|Ian Brown of The Stone Roses performs on the opening night of their reunion concerts at Heaton Park in Manchester in 2012|
Nostalgia is all the rage in the pop music world. The Specials reformed in 2008, The Stone Roses in 2012 and now indie rock icons The Libertines, who split acrimoniously in a fog of narcotics and recriminations in 2004, will play London’s Hyde Park this summer and then tour Europe. In the same spirit – unfogged – I was flicking through the Inside Investment back catalogue and came across an article from January 2007 called ‘The strange case of volatility’.
It looked for explanations for why the VIX index of volatility, known as the Wall Street fear gauge, was languishing at lows around 11. Wind the clock forward seven years and the VIX is now around 11 and nudged lower in June. In both 2007 and now the decline in the VIX was accompanied by rallying stock markets. The S&P500 peaked in October 2007 at its highest level since the TMT crash in 2000 and has recently reached a new record high.
The VIX has yet to reach a record low. But, it has only closed in single digits eight times since 1990. The JPMorgan global FX volatility index is at decade-long lows. The world’s most actively traded cross – US dollar/euro – has languished in a 1% trading range since March. Bank of America’s Market Risk Index is back to levels last seen in (you guessed it) 2007.
Back in 2007 this column asked whether one explanation of declining volatility might be central banks. The accumulation of foreign exchange reserves had been remarkable. Between 2000 and 2007 the International Monetary Fund’s Cofer database recorded a rise in FX reserves from $1.8 trillion to $4.7 trillion. That gave central banks greater firepower than ever to intervene in markets and dampen volatility.
|Since Bank of England governor Mark Carney’s volte face at his Mansion House speech, investors are beginning to realize that central bankers still have the capacity to surprise|
Added to that, the style of central banking had changed. Transparency and clearly articulated goals were the new order. That made it easier for markets to second-guess policy moves. The ‘Greenspan put’ also meant that when the world’s setter of global monetary conditions was faced with volatility in asset prices, there would be a direct policy response.

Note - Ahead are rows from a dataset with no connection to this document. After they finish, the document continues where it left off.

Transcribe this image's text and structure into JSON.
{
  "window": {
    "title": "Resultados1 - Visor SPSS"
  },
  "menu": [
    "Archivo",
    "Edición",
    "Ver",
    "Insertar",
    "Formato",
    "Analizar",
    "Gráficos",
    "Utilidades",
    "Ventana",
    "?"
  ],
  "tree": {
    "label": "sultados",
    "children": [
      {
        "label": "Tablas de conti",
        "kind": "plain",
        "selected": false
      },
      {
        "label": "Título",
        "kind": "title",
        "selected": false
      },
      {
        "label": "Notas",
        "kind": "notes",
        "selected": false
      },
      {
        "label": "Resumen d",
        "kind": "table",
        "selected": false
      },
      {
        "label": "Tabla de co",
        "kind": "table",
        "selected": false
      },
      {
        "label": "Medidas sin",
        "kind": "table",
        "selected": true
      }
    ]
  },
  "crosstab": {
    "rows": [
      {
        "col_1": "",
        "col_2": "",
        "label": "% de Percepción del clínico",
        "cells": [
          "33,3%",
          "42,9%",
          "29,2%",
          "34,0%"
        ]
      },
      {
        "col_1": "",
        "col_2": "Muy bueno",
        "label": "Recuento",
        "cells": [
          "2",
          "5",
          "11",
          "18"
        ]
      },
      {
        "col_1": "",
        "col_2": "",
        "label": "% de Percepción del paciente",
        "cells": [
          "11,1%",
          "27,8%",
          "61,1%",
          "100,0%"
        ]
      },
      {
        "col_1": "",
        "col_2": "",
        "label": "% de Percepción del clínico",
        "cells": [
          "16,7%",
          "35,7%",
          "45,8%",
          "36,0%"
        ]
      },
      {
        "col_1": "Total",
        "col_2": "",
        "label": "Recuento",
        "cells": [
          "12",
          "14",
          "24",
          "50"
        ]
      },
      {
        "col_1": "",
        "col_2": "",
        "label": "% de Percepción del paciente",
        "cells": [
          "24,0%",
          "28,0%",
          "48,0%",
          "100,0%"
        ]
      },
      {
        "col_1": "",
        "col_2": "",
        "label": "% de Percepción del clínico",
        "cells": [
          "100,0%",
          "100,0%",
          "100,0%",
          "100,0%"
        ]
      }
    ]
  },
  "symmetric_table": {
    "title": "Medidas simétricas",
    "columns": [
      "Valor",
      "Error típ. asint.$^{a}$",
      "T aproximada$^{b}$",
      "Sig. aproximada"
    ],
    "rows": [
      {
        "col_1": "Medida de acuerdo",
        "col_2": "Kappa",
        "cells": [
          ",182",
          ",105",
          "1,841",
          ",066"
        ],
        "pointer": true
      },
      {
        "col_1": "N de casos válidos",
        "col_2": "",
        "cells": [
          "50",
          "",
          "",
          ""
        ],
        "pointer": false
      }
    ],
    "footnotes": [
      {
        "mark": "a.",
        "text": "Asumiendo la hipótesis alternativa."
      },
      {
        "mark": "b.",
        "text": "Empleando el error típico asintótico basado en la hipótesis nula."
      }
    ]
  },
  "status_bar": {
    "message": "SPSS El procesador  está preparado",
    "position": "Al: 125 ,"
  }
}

The accumulation of foreign exchange reserves between 2000 and 2007 was largely an emerging markets phenomenon. The corollary this time around has been G4 balance sheet expansion. The numbers are even bigger. The Bank of Japan, US Federal Reserve, ECB and Bank of England have aggregate balance sheets accounting for almost 30% of combined GDP. The size of these balance sheets has trebled since 2007.
Rhyme and reason
Policy has been quite coordinated and so, with leaders and laggards, has been the response of the real economy. The volatility of growth among the main industrial nations is at its lowest level since, wait for it, 2007. It is half the average since 1987. As the quote often attributed to Mark Twain says: “History may not repeat itself, but it does rhyme.”

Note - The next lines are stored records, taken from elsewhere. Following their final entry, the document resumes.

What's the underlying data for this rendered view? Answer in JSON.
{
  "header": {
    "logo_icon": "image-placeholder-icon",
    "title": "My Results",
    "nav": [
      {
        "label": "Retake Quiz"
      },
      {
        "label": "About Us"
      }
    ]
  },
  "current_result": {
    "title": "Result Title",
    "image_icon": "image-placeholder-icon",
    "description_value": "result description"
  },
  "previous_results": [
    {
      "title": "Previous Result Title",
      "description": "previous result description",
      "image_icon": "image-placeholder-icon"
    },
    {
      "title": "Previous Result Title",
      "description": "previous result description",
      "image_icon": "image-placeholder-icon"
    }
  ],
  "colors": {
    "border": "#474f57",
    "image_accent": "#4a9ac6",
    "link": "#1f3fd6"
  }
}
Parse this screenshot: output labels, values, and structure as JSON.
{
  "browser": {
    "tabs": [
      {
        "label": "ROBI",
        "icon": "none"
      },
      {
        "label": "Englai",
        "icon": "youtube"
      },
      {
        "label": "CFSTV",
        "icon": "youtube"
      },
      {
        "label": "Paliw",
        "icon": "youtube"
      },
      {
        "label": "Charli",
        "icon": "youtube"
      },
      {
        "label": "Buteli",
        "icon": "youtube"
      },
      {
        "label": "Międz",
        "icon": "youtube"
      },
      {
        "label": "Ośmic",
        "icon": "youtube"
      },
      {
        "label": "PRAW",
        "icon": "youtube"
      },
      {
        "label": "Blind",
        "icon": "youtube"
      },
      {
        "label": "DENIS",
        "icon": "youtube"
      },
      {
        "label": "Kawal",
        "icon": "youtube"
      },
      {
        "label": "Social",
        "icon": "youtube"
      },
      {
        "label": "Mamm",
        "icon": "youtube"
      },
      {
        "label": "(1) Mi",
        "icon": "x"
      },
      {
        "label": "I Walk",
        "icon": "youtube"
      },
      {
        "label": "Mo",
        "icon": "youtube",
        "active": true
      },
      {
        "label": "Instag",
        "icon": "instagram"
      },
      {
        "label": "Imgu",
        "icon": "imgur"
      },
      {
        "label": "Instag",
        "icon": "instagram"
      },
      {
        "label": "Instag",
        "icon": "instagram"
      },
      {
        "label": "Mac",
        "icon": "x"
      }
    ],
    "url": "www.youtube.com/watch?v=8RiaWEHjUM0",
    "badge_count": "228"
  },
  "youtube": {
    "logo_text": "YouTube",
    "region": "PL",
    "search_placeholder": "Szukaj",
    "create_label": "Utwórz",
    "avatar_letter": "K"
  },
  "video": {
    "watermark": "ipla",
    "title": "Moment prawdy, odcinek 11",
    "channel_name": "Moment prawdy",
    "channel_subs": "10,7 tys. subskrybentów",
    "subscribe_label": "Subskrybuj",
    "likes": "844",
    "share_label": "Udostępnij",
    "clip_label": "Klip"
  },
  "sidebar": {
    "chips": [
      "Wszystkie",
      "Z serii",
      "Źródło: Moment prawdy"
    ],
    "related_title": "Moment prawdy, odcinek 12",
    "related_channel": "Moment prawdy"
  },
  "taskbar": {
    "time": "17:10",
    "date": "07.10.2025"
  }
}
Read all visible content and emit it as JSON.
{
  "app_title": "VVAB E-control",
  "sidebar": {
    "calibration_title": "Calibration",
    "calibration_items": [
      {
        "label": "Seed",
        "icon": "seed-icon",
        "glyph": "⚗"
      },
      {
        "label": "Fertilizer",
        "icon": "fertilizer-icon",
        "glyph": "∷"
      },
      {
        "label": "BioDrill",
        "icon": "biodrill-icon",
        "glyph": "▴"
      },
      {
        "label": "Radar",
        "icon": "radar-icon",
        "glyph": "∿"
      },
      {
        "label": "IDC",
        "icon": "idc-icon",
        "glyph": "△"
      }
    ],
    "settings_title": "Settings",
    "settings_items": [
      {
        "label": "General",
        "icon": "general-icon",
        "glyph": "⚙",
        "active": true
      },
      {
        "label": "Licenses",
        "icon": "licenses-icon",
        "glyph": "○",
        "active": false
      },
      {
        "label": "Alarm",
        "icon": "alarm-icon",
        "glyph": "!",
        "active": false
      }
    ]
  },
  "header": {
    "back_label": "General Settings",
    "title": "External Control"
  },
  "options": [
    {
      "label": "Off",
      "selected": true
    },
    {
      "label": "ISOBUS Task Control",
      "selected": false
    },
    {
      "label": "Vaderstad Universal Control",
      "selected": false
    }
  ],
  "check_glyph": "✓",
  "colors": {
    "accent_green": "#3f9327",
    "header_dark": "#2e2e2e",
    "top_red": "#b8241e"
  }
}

Across the G4, policy has certainly been dancing to the same rhythm. Policy rates have been slashed to zero. The Federal Reserve and Bank of England were early to the quantitative easing party in 2008 and 2009 and the Bank of Japan joined in very enthusiastically in 2013. Its aim is to double its already bloated balance sheet through asset purchases. The ECB has raised QE as a possibility, but the negative deposit rate and €400 billion in TLTROs, is unconventional policy by other means.
Markets also rhyme with 2007. CLO issuance has hit a post-crisis peak; 80% of fund managers believe high-yield debt is overvalued, but deals are oversubscribed by multiples of five, six and seven; lending standards are declining with cov-lite and PIK bonds making a comeback.
Greek banks have been issuing at rates below the sovereign ceiling. A recent Piraeus Bank rights issue was sold to UK and US investors; the European roadshow proved surplus to requirements and was cancelled. The conclusion of the 2007 article was that volatility would rise with, “something likely to emerge from the swamp of structured credit”.
We are not quite back to those good old, bad old days. But it feels eerily familiar. If anything can destabilize the Great Moderation MkII and market melt up, it is likely to be policy. The Fed taper began last summer. The Bank of England has held the stock of QE constant at £375 billion since late 2012. QE represented unconventional monetary intervention by the last balance sheet standing: the central banks. There is a sense that the ECB’s actions last month are also the last role of the reflationary dice.
For the next few months, G4 policymakers are likely to stick with their default settings. But since Bank of England governor Mark Carney’s volte face at his Mansion House speech, investors are beginning to realize that central bankers still have the capacity to surprise. Markets are now pricing a November 2014 UK interest rise at a probability of 50%. Emboldened by my successful prediction seven years ago, I would price the probability of a rise in volatility even higher than that.